A new £25 million mental health hospital has opened on the outskirts of Liverpool city centre.
The Clock View Hospital in Walton is designed to improve recovery and well-being of its patients and also to reduce the length of their stays.
The hospital will provide patients with their own room with an en-suite bathroom, access to garden courtyards and activity areas. There will be 80 beds in five wards for patients with depression, anxiety and dementia.
With patients arriving at the end of February, Mersey Care’s media officer Myles Hodgson believes the building’s architecture makes it different from other hospitals.
He told JMU Journalism: “The traditional image of a mental health hospital is a tall, dark red brick building where as this is bright, it’s got high tech design, we’ve introduced something we call ‘memory cabinets’ outside each room which gives their room a bit of individuality.

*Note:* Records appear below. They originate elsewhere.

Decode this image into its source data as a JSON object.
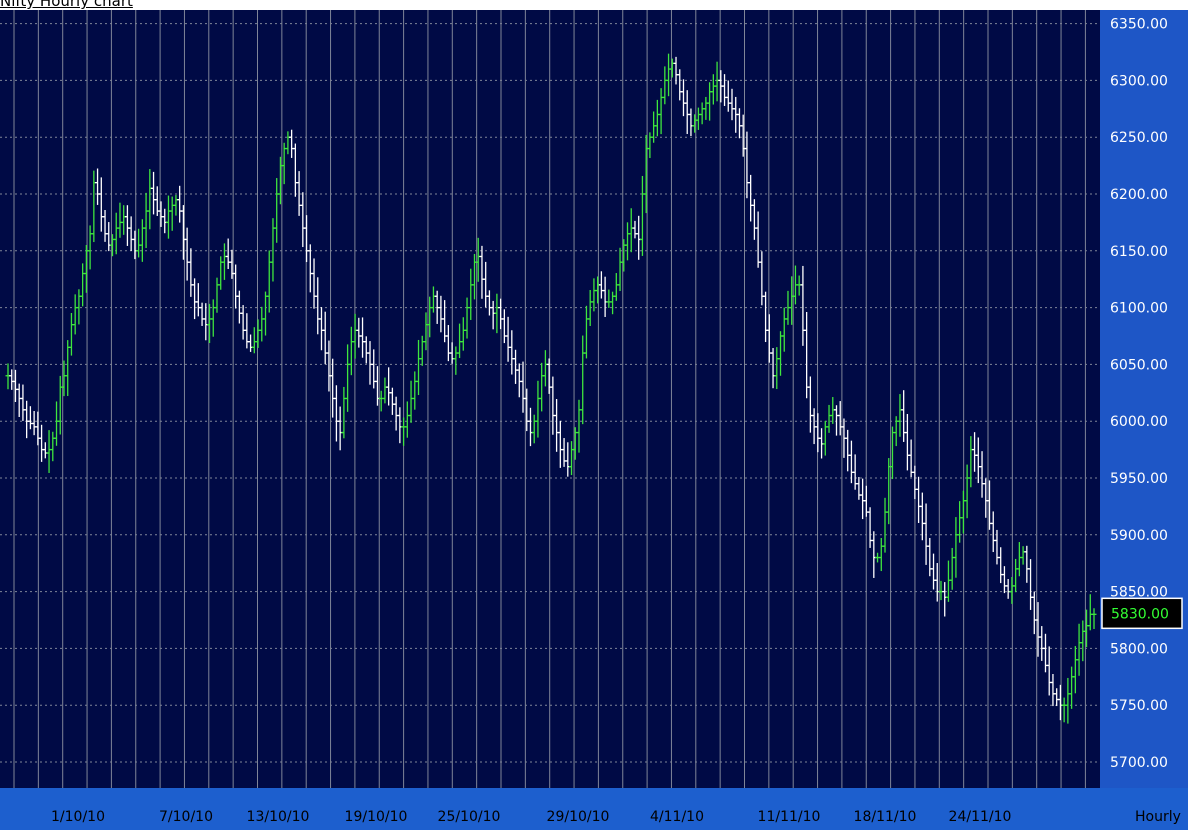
{
  "title": "Nifty Hourly chart",
  "colors": {
    "plot_bg": "#000a45",
    "axis_bg": "#1e56c6",
    "bottom_bg": "#1d5fce",
    "grid": "#7f8598",
    "up": "#3ee63e",
    "down": "#ffffff",
    "current_border": "#ffffff",
    "current_text": "#33ff33",
    "current_bg": "#000000"
  },
  "chart_data": {
    "type": "line",
    "title": "Nifty Hourly chart",
    "interval_label": "Hourly",
    "xlabel": "",
    "ylabel": "",
    "ylim": [
      5680,
      6360
    ],
    "y_ticks": [
      "5700.00",
      "5750.00",
      "5800.00",
      "5850.00",
      "5900.00",
      "5950.00",
      "6000.00",
      "6050.00",
      "6100.00",
      "6150.00",
      "6200.00",
      "6250.00",
      "6300.00",
      "6350.00"
    ],
    "x_tick_labels": [
      "1/10/10",
      "7/10/10",
      "13/10/10",
      "19/10/10",
      "25/10/10",
      "29/10/10",
      "4/11/10",
      "11/11/10",
      "18/11/10",
      "24/11/10"
    ],
    "grid": true,
    "current_value": "5830.00",
    "series": [
      {
        "values": [
          6040,
          6035,
          6028,
          6020,
          6010,
          6000,
          5998,
          5995,
          5985,
          5975,
          5972,
          5975,
          5985,
          6000,
          6030,
          6040,
          6065,
          6085,
          6100,
          6110,
          6130,
          6150,
          6165,
          6210,
          6200,
          6180,
          6165,
          6155,
          6160,
          6170,
          6175,
          6180,
          6170,
          6160,
          6150,
          6155,
          6170,
          6185,
          6205,
          6195,
          6185,
          6180,
          6175,
          6185,
          6190,
          6195,
          6185,
          6160,
          6140,
          6120,
          6105,
          6100,
          6090,
          6085,
          6090,
          6100,
          6120,
          6140,
          6145,
          6140,
          6130,
          6110,
          6095,
          6080,
          6070,
          6065,
          6070,
          6080,
          6090,
          6110,
          6140,
          6170,
          6200,
          6225,
          6240,
          6250,
          6240,
          6210,
          6190,
          6170,
          6150,
          6130,
          6110,
          6090,
          6080,
          6060,
          6040,
          6020,
          6000,
          5990,
          6020,
          6050,
          6070,
          6080,
          6075,
          6070,
          6060,
          6050,
          6035,
          6020,
          6020,
          6030,
          6025,
          6015,
          6005,
          5995,
          5995,
          6005,
          6020,
          6035,
          6055,
          6070,
          6085,
          6100,
          6110,
          6100,
          6090,
          6075,
          6060,
          6055,
          6060,
          6070,
          6080,
          6100,
          6120,
          6140,
          6145,
          6125,
          6110,
          6100,
          6095,
          6100,
          6090,
          6075,
          6065,
          6055,
          6045,
          6035,
          6020,
          6000,
          5990,
          6000,
          6020,
          6040,
          6050,
          6030,
          6005,
          5990,
          5975,
          5965,
          5960,
          5975,
          5990,
          6010,
          6060,
          6090,
          6105,
          6115,
          6120,
          6115,
          6105,
          6105,
          6110,
          6120,
          6140,
          6155,
          6165,
          6170,
          6165,
          6160,
          6200,
          6240,
          6250,
          6260,
          6270,
          6285,
          6300,
          6310,
          6315,
          6305,
          6290,
          6280,
          6270,
          6260,
          6265,
          6270,
          6275,
          6280,
          6290,
          6295,
          6300,
          6295,
          6285,
          6280,
          6275,
          6270,
          6260,
          6240,
          6210,
          6190,
          6170,
          6140,
          6110,
          6080,
          6060,
          6040,
          6055,
          6075,
          6090,
          6100,
          6110,
          6120,
          6120,
          6080,
          6030,
          6005,
          5995,
          5985,
          5980,
          5995,
          6005,
          6010,
          6005,
          5995,
          5985,
          5970,
          5955,
          5945,
          5935,
          5930,
          5920,
          5895,
          5880,
          5880,
          5890,
          5920,
          5960,
          5990,
          6000,
          6010,
          5990,
          5970,
          5955,
          5940,
          5925,
          5910,
          5890,
          5870,
          5860,
          5850,
          5850,
          5845,
          5860,
          5880,
          5900,
          5915,
          5930,
          5950,
          5975,
          5970,
          5960,
          5945,
          5930,
          5910,
          5895,
          5880,
          5865,
          5855,
          5850,
          5855,
          5870,
          5880,
          5885,
          5870,
          5845,
          5825,
          5810,
          5800,
          5785,
          5770,
          5760,
          5755,
          5750,
          5750,
          5760,
          5775,
          5790,
          5805,
          5815,
          5820,
          5830,
          5830
        ]
      }
    ]
  }
}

It’s the furthest it could be from an NHS hospital, it almost looks like a private hotel inside. ”
The hospital provides an assessment unit where anyone with mental health issues can go.
Video report by Richard Eves, JMU Journalism TV
Hodgson said: “Mental health experts will decide what to do with them. But, in theory, any type of mental health can be treated there. With the innovation of the design and other practices, our Chief Executive [Joe Rafferty] said he hopes to get it down to about a 28 day stay. This would obviously help with the best use of the beds. But it all depends on the seriousness of the illness of each patient.”
Each patient will receive similar treatment to what they undergo now, but in a brand new, therapeutic environment. Between 2013 and the end of last year, Mersey Care offered care, treatment and support to almost 36,500 service users.
The hospital faces the clock tower, which was once part of an old hospital where The Beatles star Paul McCartney was born.